Głosik był nieubłagany. Rano, w kwestii słodyczy, z nim wygrałam, więc teraz chyba nie zamierzał się poddać.
- Leniwa klucho tyyyy – zaczął znów, niezbyt zachęcająco. – Znasz zasadę. Jesteś sama, musisz się ruszyć. Jutro będziesz odpoczywać.
- ALE JA TAAAK NIE LUUUUUBIĘ ĆWIIIICZYYYYĆ!
- Tak, to da się zauważyć – odparło beztrosko Ego i uszczypnęło mnie pod kołdrą w boczek. Aż podskoczyłam do siadu. – A podobno przy ćwiczeniach uwalniają się endorfiny!

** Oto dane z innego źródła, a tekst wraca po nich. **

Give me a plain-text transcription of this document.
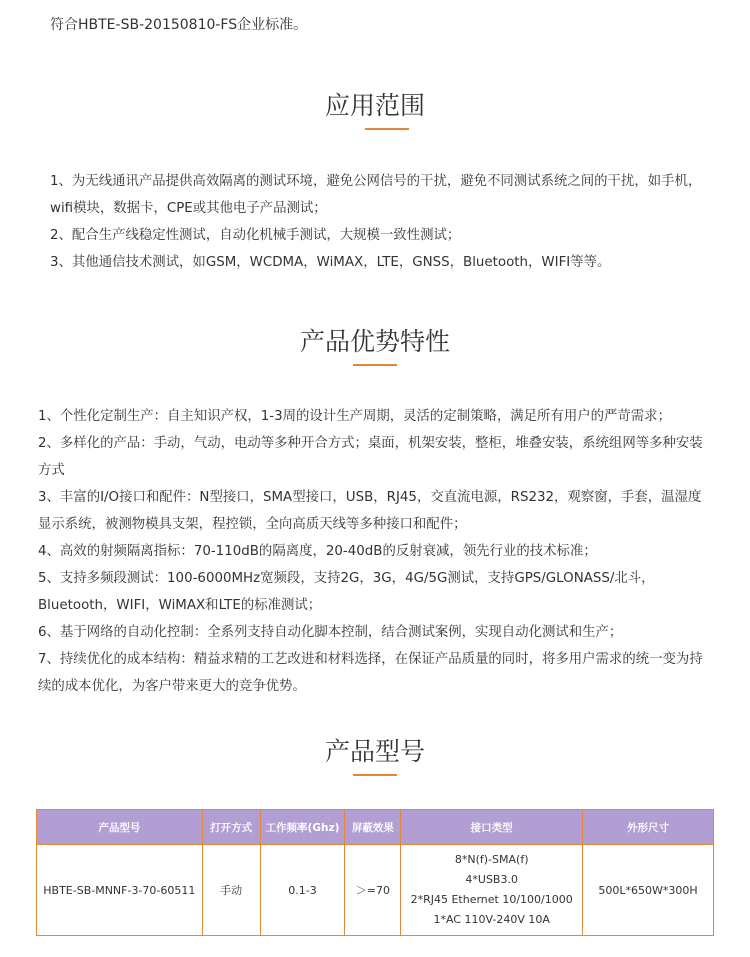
符合HBTE-SB-20150810-FS企业标准。
应用范围

1、为无线通讯产品提供高效隔离的测试环境，避免公网信号的干扰，避免不同测试系统之间的干扰，如手机，wifi模块，数据卡，CPE或其他电子产品测试；

2、配合生产线稳定性测试，自动化机械手测试，大规模一致性测试；

3、其他通信技术测试，如GSM，WCDMA，WiMAX，LTE，GNSS，Bluetooth，WIFI等等。

产品优势特性

1、个性化定制生产：自主知识产权，1-3周的设计生产周期，灵活的定制策略，满足所有用户的严苛需求；

2、多样化的产品：手动，气动，电动等多种开合方式；桌面，机架安装，整柜，堆叠安装，系统组网等多种安装方式

3、丰富的I/O接口和配件：N型接口，SMA型接口，USB，RJ45，交直流电源，RS232，观察窗，手套，温湿度显示系统，被测物模具支架，程控锁，全向高质天线等多种接口和配件；

4、高效的射频隔离指标：70-110dB的隔离度，20-40dB的反射衰减，领先行业的技术标准；

5、支持多频段测试：100-6000MHz宽频段，支持2G，3G，4G/5G测试，支持GPS/GLONASS/北斗，Bluetooth，WIFI，WiMAX和LTE的标准测试；

6、基于网络的自动化控制：全系列支持自动化脚本控制，结合测试案例，实现自动化测试和生产；

7、持续优化的成本结构：精益求精的工艺改进和材料选择，在保证产品质量的同时，将多用户需求的统一变为持续的成本优化，为客户带来更大的竞争优势。

产品型号
产品型号	打开方式	工作频率(Ghz)	屏蔽效果	接口类型	外形尺寸
HBTE-SB-MNNF-3-70-60511	手动	0.1-3	＞=70	8*N(f)-SMA(f)
4*USB3.0
2*RJ45 Ethernet 10/100/1000
1*AC 110V-240V 10A	500L*650W*300H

- Śmorfiny, ple – pokazałam mu język, ale mimo to posłusznie zwlokłam się z wyra i ruszyłam na spacer, by się rozgrzać.
Okropecznie nie lubię ćwiczyć. Robię to sumiennie i nie odpuszczam, nie daję sobie forów i nie folguję, ale robię to zdecydowanie bo muszę, a nie dlatego, że się w tym lubuję czy przynosi mi to radość. Endorfiny potreningowe chyba mnie jednak nie lubią, albo jeszcze się nie dowiedziały, że pod tym a tym adresem ktoś zaczął ćwiczyć i potrzebuje energetycznego kopa. Tak czy siak, przez pół godziny męczyłam jak starą, suchą bułkę Skalpel i ćwiczenia na brzuch z Primavery, zupełnie nie mogąc się wciągnąć w ten cały wir. Jakaś dziś taka byłam rozwalona.
Pomyślałam wtedy o macie do Dance Dance Revolution, którą zostawiłam setki kilometrów stąd, u mamy.

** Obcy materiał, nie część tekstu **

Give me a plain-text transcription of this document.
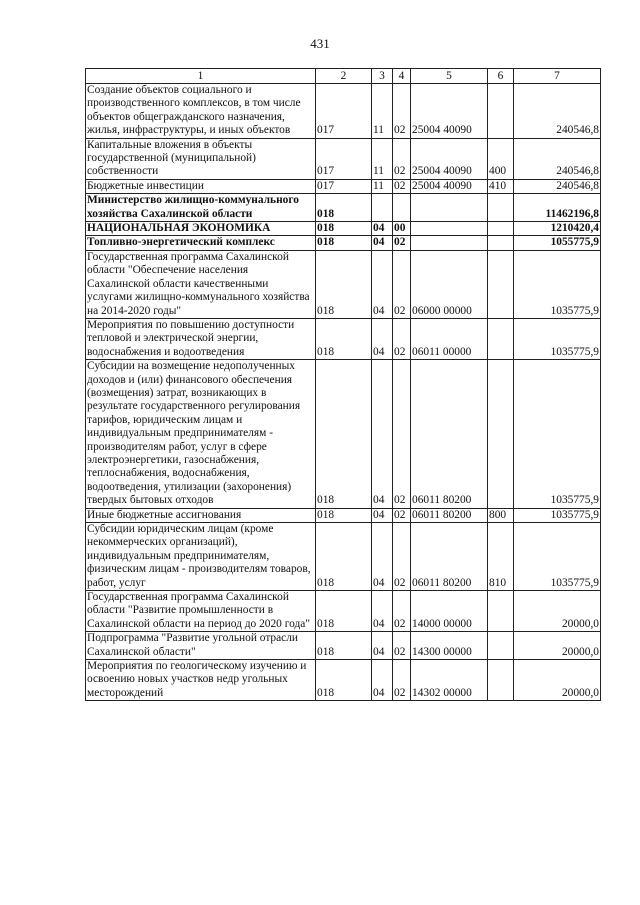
431
1	2	3	4	5	6	7
Создание объектов социального и производственного комплексов, в том числе объектов общегражданского назначения, жилья, инфраструктуры, и иных объектов	017	11	02	25004 40090		240546,8
Капитальные вложения в объекты государственной (муниципальной) собственности	017	11	02	25004 40090	400	240546,8
Бюджетные инвестиции	017	11	02	25004 40090	410	240546,8
Министерство жилищно-коммунального хозяйства Сахалинской области	018					11462196,8
НАЦИОНАЛЬНАЯ ЭКОНОМИКА	018	04	00			1210420,4
Топливно-энергетический комплекс	018	04	02			1055775,9
Государственная программа Сахалинской области "Обеспечение населения Сахалинской области качественными услугами жилищно-коммунального хозяйства на 2014-2020 годы"	018	04	02	06000 00000		1035775,9
Мероприятия по повышению доступности тепловой и электрической энергии, водоснабжения и водоотведения	018	04	02	06011 00000		1035775,9
Субсидии на возмещение недополученных доходов и (или) финансового обеспечения (возмещения) затрат, возникающих в результате государственного регулирования тарифов, юридическим лицам и индивидуальным предпринимателям - производителям работ, услуг в сфере электроэнергетики, газоснабжения, теплоснабжения, водоснабжения, водоотведения, утилизации (захоронения) твердых бытовых отходов	018	04	02	06011 80200		1035775,9
Иные бюджетные ассигнования	018	04	02	06011 80200	800	1035775,9
Субсидии юридическим лицам (кроме некоммерческих организаций), индивидуальным предпринимателям, физическим лицам - производителям товаров, работ, услуг	018	04	02	06011 80200	810	1035775,9
Государственная программа Сахалинской области "Развитие промышленности в Сахалинской области на период до 2020 года"	018	04	02	14000 00000		20000,0
Подпрограмма "Развитие угольной отрасли Сахалинской области"	018	04	02	14300 00000		20000,0
Мероприятия по геологическому изучению и освоению новых участков недр угольных месторождений	018	04	02	14302 00000		20000,0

Moja pierwsza wielka walka z nadwagą przebiegła z powodzeniem właśnie dzięki temu prostemu, niewielkiemu urządzeniu i grze Stepmania. Jakież to wtedy było przyjemne! Nastawić kilka utworów na najwyższych poziomach i tupać aż do utraty tchu przy głośnej muzyce… Tuptałam codziennie po półtorej godziny albo nawet więcej i ciągle było mi mało… aaaaaha!

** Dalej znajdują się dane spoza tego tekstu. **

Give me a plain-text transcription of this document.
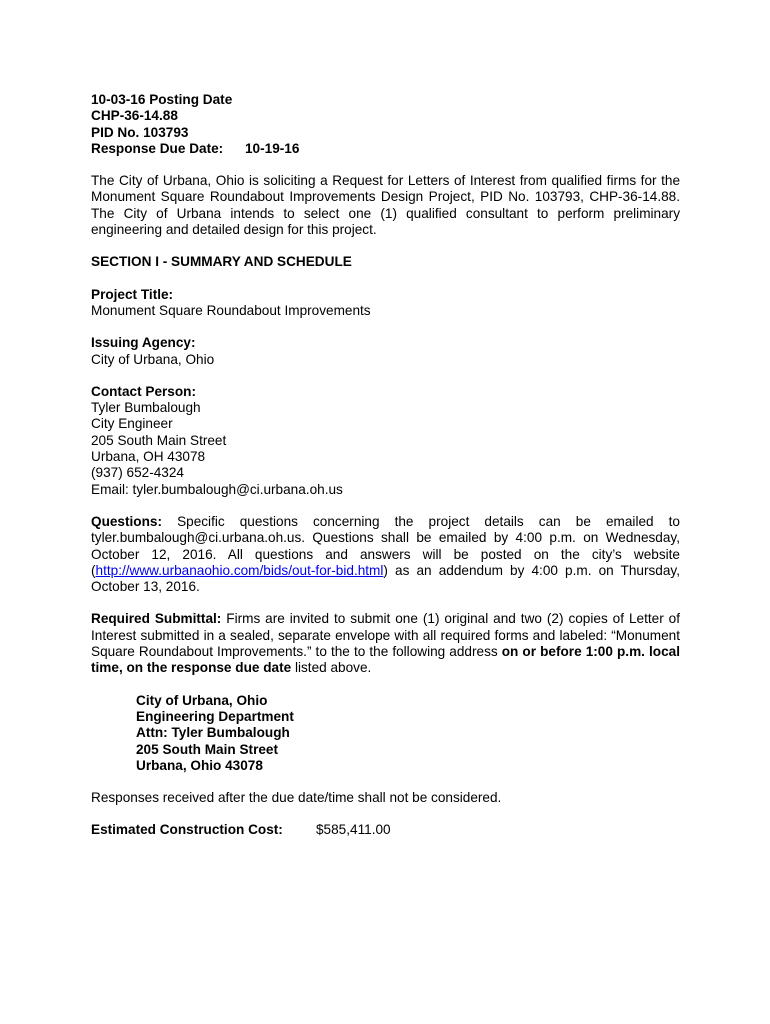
10-03-16 Posting Date
CHP-36-14.88
PID No. 103793
Response Due Date: 10-19-16

The City of Urbana, Ohio is soliciting a Request for Letters of Interest from qualified firms for the Monument Square Roundabout Improvements Design Project, PID No. 103793, CHP-36-14.88. The City of Urbana intends to select one (1) qualified consultant to perform preliminary engineering and detailed design for this project.

SECTION I - SUMMARY AND SCHEDULE

Project Title:
Monument Square Roundabout Improvements
Issuing Agency:
City of Urbana, Ohio
Contact Person:
Tyler Bumbalough
City Engineer
205 South Main Street
Urbana, OH 43078
(937) 652-4324
Email: tyler.bumbalough@ci.urbana.oh.us

Questions: Specific questions concerning the project details can be emailed to tyler.bumbalough@ci.urbana.oh.us. Questions shall be emailed by 4:00 p.m. on Wednesday, October 12, 2016. All questions and answers will be posted on the city’s website (http://www.urbanaohio.com/bids/out-for-bid.html) as an addendum by 4:00 p.m. on Thursday, October 13, 2016.

Required Submittal: Firms are invited to submit one (1) original and two (2) copies of Letter of Interest submitted in a sealed, separate envelope with all required forms and labeled: “Monument Square Roundabout Improvements.” to the to the following address on or before 1:00 p.m. local time, on the response due date listed above.

City of Urbana, Ohio
Engineering Department
Attn: Tyler Bumbalough
205 South Main Street
Urbana, Ohio 43078

Responses received after the due date/time shall not be considered.

Estimated Construction Cost: $585,411.00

A więc jednak! Kiedyś endorfiny wiedziały o moim istnieniu!
Jako iż mata poza moim zasięgiem, włączyłam na youtube sam utwór z wideo z gry i zaczęłam tupać po prostu na dywanie, starając się nadążyć za filmikiem. I oto, moje drogie panie, zdarzył się cud. Kompletnie padnięta i drżąca po tych znienawidzonych ćwiczeniach, do których codziennie się zmuszam, na widok przesuwających się strzałeczek spłynęła na mnie boska moc i całkowicie odnowione pokłady energii :D Tak jakbym łyknęła jakąś miksturę na odnowienie many!
Po tygodniu wprowadzającym, czyli zerowym – za mną tydzień 1. Na wadze mniej-więcej kilogram mniej, w talii ubył kolejny centymetr, w biodrach również. Czyli coś się tam ruszyło. Z przykrością muszę się przyznać, że w tym tygodniu grzeszyłam :P pijąc kilka energetyków, czyli skondensowany gazowany cukier. Nie potrafię z nimi walczyć, uwielbiam to ustrojstwo :P Jednakże, jak widać, nie spowodowały końca świata. Jest progress, jest moc!
Po treningu – pół pomarańczy i porcja makaronu z fasoli mung (pszennego, jak i innych produktów mącznych, nie jem od dwóch tygodni i muszę przyznać, że czuję się fantastycznie) z orzechami nerkowca, słonecznikiem oraz pesto. Najedzona po uszy i szczęśliwa, że upierdliwy głosik w głowie ucichł ;) mogę odpoczywać przez resztę wieczora.
A u Was jakie plany na weekend? :D
MamaLili
28 lutego 2016, 15:28Też tak mam z ćwiczeniami :-) ja naprawdę nie lubię się pocić, lubię jogę, masaż ale trudno to nazwać aktywnością a już na pewno nie spali to za dużo tłuszczu a to jest teraz najważniejsze więc zaciskam zęby z nadzieją, że kiedyś mnie te endorfiny zaleją :-)
roogirl
20 lutego 2016, 21:18Na pewno jest jakaś aktywność, która sprawiłaby ci przyjemność musisz tylko ją znaleźć.